Diode characteristics

[nForce]

This is the circuit I am trying to analyze.

I have to find voltage drop on a diode, where on the right I have diode characteristics. If I apply Ohm's law, I get that through the diode flows 3 mA of current. If I look at the characteristics 3mA of current means, 1.5 V drop.

But it's wrong, I need to plot a line through the point 3mA and 3 V, and where it crosses with the characteristics there is the voltage, which really drops.

How?, Can someone explain this. Thank you.

[Paul Price]

What's all this nonsense using a complicated circuit to measure voltage drop of the diode. All you need is a resistor and a voltmeter and a variable voltage source and you make all the measurements you need.  Or else use LTSpice.

[T3sl4co1l]

Yes, that is the graphical method of load lines.  It's the solution for a system of two equations: the diode drop (which is shown as a straight line above 0.5V, conveniently enough*) and the resistor V(I).  Kirchoff's law requires the slopes to be complementary, guaranteeing an intersection, and a unique solution.  At least for the conditions shown.

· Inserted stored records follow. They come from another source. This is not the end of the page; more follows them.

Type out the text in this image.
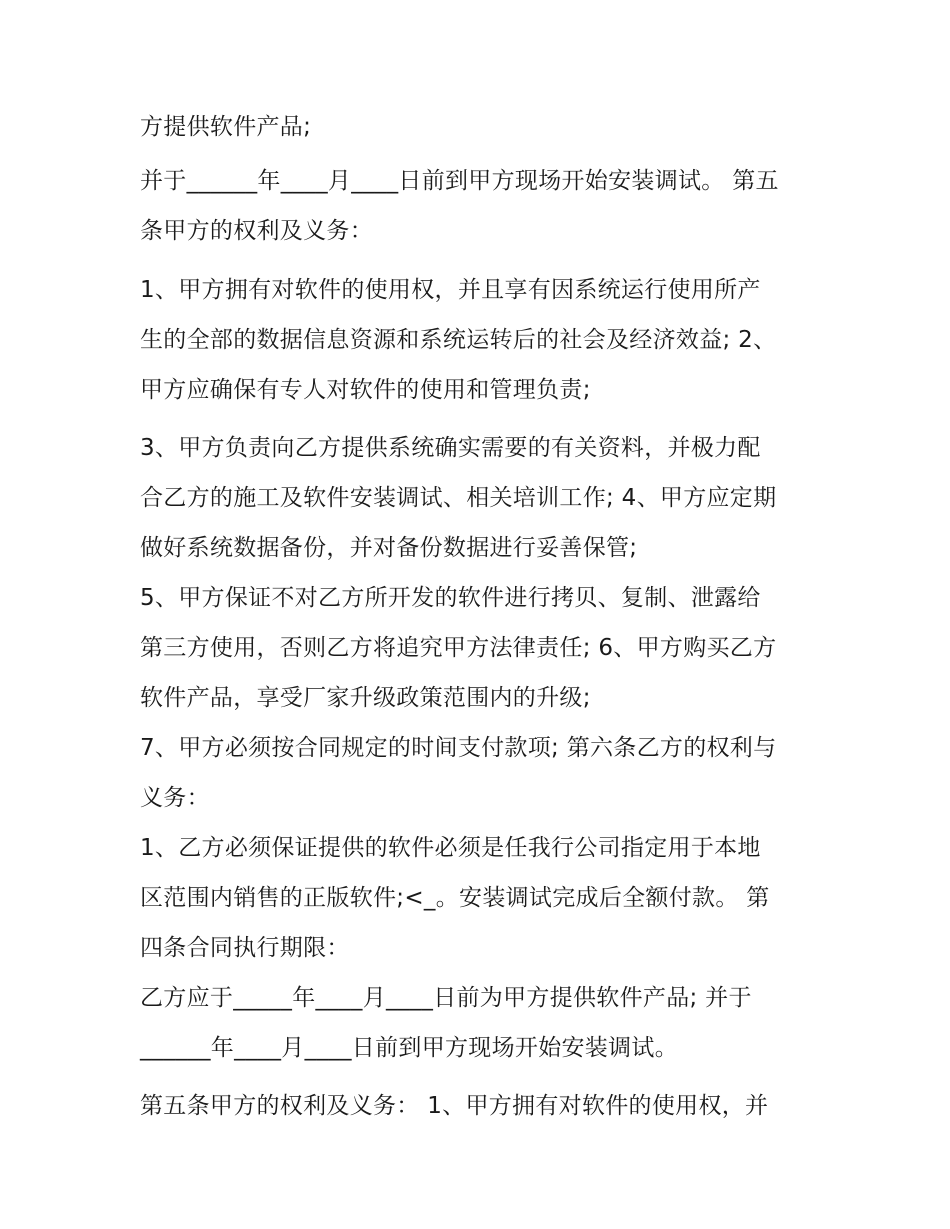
方提供软件产品;

并于______年____月____日前到甲方现场开始安装调试。 第五

条甲方的权利及义务：

1、甲方拥有对软件的使用权，并且享有因系统运行使用所产

生的全部的数据信息资源和系统运转后的社会及经济效益; 2、

甲方应确保有专人对软件的使用和管理负责;

3、甲方负责向乙方提供系统确实需要的有关资料，并极力配

合乙方的施工及软件安装调试、相关培训工作; 4、甲方应定期

做好系统数据备份，并对备份数据进行妥善保管;

5、甲方保证不对乙方所开发的软件进行拷贝、复制、泄露给

第三方使用，否则乙方将追究甲方法律责任; 6、甲方购买乙方

软件产品，享受厂家升级政策范围内的升级;

7、甲方必须按合同规定的时间支付款项; 第六条乙方的权利与

义务：

1、乙方必须保证提供的软件必须是任我行公司指定用于本地

区范围内销售的正版软件;<_。安装调试完成后全额付款。 第

四条合同执行期限：

乙方应于_____年____月____日前为甲方提供软件产品; 并于

______年____月____日前到甲方现场开始安装调试。

第五条甲方的权利及义务： 1、甲方拥有对软件的使用权，并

*Real diodes, of course, are exponential.  This leads to a transcendental equation (an expression of the form x = e^x), which has no analytical solution, though a quite reasonable approximation can be calculated pretty easily by iteration.  A graphical solution doesn't care about the curve's function, of course, and finds the solution just as easily.

Tim

[orolo]

You can't use Ohm's law because the diode is nonlinear. The idea is that the diode and the resistor share the same current, I, while their added voltage drops amount to 3V. This means, IR + V(I) = 3, where V(I) is the diode drop, a function of the intensity through it. Taking the Ohm's term to the other side of the equation, V(I) = 3 - IR. The right-side term is a straight line, with negative slope -R (note the scale in milliamps in the graphic, in that scale the slope is  just -1, for R = 1KOhm.) That line intersects the y axis at I=3, V=0, and the x axis at V=3, I=0. When that straight line intersects the diode I-V characteristic, the equation V(I) = 3 - IR is satisfied, and you get the diode current and voltage at equilibrium. It's easy to see that V(I) = 1V, I = 2mA.

The circuit is quite like an inverting voltage adder, save for the diode. Using the load line analysis, we get a diode drop of 1V for a current of 2mA (I'd expect about 0.6V for a typical diode, though). So the current through the feedback resistor  is 3 + 2 = 5mA, and the output voltage -5V.

If you try a spice simulation of the circuit, with a 1N4148 diode, you get an output voltage of -5.375V. The discrepance is due to a voltage drop of 0.625 V through the 1N4148, more typical than a 1V drop.

[Audioguru]

The diode has a voltage drop of about 0.7V so the voltage across the 1k resistor feeding it is 3V - 0.7V= 2.3V so the current in the diode is 2.3mA, not 3mA.
Your circuit was completely wrong so I fixed it, made the opamp one with Jfet inputs so its input resistance is high and used high value 1M resistors for the opamp so the diode voltage is not loaded down.

You did not say which diode. I found that a 1N4001 matches your graph.

[T3sl4co1l]

 

Correct me if I'm wrong, but 2/4 posters missed that this is a homework question, not a measuring circuit.

Tim